3. Das Kreuz verstehen

 

Ein römischer Hauptmann steht ebenfalls vor dem Kreuz. "Er sah, was da geschah!" (V.47). Auch er ahnt die Größe dieses Menschen, der aus Liebe sein Leben läßt. Auch seine Freunde und viele andere, die im Abstand zum Kreuz standen (V.48) sahen tiefer. Noch fassen sie es nicht, aber sie ahnen die Größe der Erlösungstat am Kreuz und die Größe ihrer Schuld. Die Größe meiner Sünde, die keinen anderen Weg mehr offen liess als den bitteren Weg des Kreuzes. Sie schlagen sich an die Brust.Ihn ihnen keimt, was der Verbrecher am Kreuz aussprach: "Fürchtest du dich auch nicht vor Gott?" Was am Kreuz geschah, kann nur verstanden werden durch die Gottesfurcht. Gemeint ist die tiefe Ehrfurcht des Glaubens, die Gott die Herrschaft einräumt über das eigenen Leben. Diese Ehrfurcht vor Gott, die bekennt, dass das eigene Tun, der eigene Ruhm und der eigene Wille Gottes Willen so oft durchkreuzt. Das Kreuz will aber für mich nicht zum "Kreuz" werden, zur schweren, ungewollten Last meines Lebens.

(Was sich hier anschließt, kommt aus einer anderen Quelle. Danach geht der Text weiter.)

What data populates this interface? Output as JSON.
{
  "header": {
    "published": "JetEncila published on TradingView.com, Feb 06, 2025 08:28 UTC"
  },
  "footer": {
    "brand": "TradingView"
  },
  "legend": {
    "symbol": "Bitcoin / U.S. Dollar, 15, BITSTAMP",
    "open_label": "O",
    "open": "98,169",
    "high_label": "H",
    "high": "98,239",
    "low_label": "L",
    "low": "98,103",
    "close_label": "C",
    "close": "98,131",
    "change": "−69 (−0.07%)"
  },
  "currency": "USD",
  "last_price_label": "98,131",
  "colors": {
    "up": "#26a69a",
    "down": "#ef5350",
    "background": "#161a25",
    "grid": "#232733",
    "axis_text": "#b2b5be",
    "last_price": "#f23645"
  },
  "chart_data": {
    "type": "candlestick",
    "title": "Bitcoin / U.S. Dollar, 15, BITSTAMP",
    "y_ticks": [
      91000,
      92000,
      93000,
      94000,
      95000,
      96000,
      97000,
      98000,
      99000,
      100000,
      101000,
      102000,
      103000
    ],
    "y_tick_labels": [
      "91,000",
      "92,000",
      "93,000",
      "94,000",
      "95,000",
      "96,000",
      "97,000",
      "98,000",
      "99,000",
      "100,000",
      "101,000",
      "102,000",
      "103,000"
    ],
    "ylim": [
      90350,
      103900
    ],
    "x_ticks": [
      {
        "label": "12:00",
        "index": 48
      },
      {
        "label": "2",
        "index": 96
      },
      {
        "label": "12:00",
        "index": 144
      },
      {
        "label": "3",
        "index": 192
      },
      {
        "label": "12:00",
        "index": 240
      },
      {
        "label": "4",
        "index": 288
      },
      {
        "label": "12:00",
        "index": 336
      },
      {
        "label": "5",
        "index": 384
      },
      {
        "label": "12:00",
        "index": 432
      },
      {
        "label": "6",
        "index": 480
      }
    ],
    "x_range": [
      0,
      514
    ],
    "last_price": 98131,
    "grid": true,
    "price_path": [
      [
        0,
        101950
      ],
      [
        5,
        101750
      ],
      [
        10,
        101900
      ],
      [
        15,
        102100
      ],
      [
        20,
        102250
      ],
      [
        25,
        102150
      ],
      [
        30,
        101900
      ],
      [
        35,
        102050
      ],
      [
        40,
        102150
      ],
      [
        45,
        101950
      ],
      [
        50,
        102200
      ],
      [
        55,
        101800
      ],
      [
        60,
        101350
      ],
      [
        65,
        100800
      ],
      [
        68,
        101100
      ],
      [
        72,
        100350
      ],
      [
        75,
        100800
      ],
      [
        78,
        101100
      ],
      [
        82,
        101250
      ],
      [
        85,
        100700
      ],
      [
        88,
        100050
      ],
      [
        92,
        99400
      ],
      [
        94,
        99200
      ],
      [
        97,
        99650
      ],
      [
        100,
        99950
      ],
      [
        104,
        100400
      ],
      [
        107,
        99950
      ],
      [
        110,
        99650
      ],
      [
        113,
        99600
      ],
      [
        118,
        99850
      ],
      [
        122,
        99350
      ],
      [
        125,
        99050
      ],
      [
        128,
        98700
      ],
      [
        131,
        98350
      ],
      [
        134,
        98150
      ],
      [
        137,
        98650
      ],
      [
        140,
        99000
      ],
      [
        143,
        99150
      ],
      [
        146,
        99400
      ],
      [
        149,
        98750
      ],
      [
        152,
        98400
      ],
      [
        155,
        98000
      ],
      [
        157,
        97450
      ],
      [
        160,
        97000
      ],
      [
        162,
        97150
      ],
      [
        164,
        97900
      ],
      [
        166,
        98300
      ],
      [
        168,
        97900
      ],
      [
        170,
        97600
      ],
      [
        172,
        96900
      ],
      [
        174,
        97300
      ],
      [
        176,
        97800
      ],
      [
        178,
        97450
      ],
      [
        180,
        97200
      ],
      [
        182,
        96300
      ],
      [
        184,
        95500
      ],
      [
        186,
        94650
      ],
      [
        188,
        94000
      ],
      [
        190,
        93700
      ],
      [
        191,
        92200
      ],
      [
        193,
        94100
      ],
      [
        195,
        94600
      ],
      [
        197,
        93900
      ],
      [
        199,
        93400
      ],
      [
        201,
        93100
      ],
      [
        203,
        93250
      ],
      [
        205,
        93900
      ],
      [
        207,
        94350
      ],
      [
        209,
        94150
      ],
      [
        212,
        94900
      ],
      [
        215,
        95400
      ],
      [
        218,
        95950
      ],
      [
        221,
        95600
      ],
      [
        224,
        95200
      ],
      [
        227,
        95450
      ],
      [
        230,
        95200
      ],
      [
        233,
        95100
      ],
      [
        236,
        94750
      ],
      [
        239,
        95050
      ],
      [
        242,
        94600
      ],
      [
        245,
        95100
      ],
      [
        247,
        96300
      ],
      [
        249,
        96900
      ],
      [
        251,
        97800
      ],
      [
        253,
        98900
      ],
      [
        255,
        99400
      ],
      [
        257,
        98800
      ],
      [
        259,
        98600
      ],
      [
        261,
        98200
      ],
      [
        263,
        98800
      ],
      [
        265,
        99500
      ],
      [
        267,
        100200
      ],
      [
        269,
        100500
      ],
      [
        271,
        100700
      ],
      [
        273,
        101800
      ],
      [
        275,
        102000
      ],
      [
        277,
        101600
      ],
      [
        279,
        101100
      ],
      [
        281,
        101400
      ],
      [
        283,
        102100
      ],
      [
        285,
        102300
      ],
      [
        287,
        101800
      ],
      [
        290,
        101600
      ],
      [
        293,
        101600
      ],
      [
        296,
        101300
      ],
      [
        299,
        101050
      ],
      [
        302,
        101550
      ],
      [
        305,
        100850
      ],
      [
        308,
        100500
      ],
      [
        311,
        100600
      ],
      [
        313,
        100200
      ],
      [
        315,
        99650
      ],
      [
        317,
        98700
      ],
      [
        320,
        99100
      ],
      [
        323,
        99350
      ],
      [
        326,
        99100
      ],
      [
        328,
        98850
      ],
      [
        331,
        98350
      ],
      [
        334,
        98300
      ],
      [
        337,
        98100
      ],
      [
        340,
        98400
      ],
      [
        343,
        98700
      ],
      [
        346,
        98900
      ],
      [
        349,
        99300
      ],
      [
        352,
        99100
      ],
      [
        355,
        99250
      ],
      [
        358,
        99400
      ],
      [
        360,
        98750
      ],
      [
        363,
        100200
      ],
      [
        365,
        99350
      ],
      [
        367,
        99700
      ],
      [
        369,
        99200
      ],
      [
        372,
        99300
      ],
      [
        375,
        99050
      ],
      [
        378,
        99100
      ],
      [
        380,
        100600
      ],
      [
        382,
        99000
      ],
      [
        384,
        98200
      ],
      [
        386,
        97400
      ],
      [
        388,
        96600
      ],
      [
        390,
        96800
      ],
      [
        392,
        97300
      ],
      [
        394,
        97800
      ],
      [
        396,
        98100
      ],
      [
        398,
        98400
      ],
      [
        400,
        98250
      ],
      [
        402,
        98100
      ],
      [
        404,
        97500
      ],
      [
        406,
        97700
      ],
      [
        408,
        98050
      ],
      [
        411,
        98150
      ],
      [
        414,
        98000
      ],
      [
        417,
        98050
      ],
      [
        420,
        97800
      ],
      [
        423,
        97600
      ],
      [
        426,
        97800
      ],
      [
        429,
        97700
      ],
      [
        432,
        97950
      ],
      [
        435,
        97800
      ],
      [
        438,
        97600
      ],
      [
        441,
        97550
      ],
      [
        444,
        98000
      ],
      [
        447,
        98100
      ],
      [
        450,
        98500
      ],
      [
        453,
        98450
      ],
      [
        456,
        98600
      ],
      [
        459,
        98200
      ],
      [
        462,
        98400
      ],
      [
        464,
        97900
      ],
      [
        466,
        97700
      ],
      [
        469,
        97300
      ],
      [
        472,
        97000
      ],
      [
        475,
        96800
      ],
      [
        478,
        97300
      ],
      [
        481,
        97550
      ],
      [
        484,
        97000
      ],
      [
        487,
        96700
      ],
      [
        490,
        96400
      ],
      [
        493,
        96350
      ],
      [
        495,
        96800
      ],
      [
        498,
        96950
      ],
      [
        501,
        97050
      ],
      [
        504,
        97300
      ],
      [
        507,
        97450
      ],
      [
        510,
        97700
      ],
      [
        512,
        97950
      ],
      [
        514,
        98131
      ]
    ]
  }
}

Es will der Ort sein, wo ich sein kann, der ich bin. Wo ich durchschaut werde und trotzdem angenommen bin. Der Ort, wo meine Sünden nicht einzeln aufgelistet werden, sondern wo ich nur sagen muss: Herr, vergib mir und denk an mich! Der Ort, wo der Herr dir zusprechen will. So ist der Schlüssel zum Kreuz die Furcht Gottes (V.40), der Glaube. Der Glaube, der tiefer dringt und tiefer sieht. Der Glaube, der begreift, dass es Gott gefallen hat, die Weisheit dieser Welt, auch die eigene, geliebte Weisheit, zunichte zu machen. Kreuzweg.

Fragen zum Text:

1.       Kreuzweg: wo durchkreuzt das Kreuz meine Pläne?

2.       Kreuzweg: Hab ich mich ans Kreuz gewöhnt?

3.       Vorschlag: nicht reden, sondern still und betend nachdenken über das Geheimnis des Kreuzes.